Eventually, I would like to create a form where people can submit their own
games and have them integrate dynamically into my web site. Also, having
the structure to author in keeps the instructions consistent. Some day I
will learn XSL-FO, transform all the game instructions into pdf, and publish
a family game book to send out as Christmas presents or something.
Of course, the down side is that if I had used FrontPage to begin with, the
instructions would already be on the web. But it would not have been as
fun, or as flexible. Or nerdy, for that matter.
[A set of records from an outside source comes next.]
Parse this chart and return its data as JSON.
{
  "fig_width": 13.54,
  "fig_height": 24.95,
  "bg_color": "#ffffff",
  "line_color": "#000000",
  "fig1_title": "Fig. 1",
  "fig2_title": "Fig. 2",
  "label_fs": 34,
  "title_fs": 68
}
At work, we follow a similar methodology. However, the transforms are
scripted. We use scripts to automatically generate a proprietary form of web
help from our XML during the product builds, which is nice because that
means we can add to the online help right up until the final product build
kicks off. At the end of the project, we then use the same XML fragments to
build our books (which can be exactly the same as the help system, be the
same but organized differently, contain more content, contain less,
whatever).
Anyway--back to the point. I use FrontPage where appropriate (the FrontPage
HTML no longer sucks), XML where appropriate (and sometimes where I feel
like it), Word where appropriate, FrameMaker where appropriate, and TextPad
where appropriate.
Jason
PS--If anyone wants to learn to use XML for fun and useless projects, like
the ones I use it for, I recommend the following books (there may be others
out there that are just as good or better, these just happen to be the two
that I used to learn how to write DTD and XSLTs):
Structuring XML Documents by David Megginson.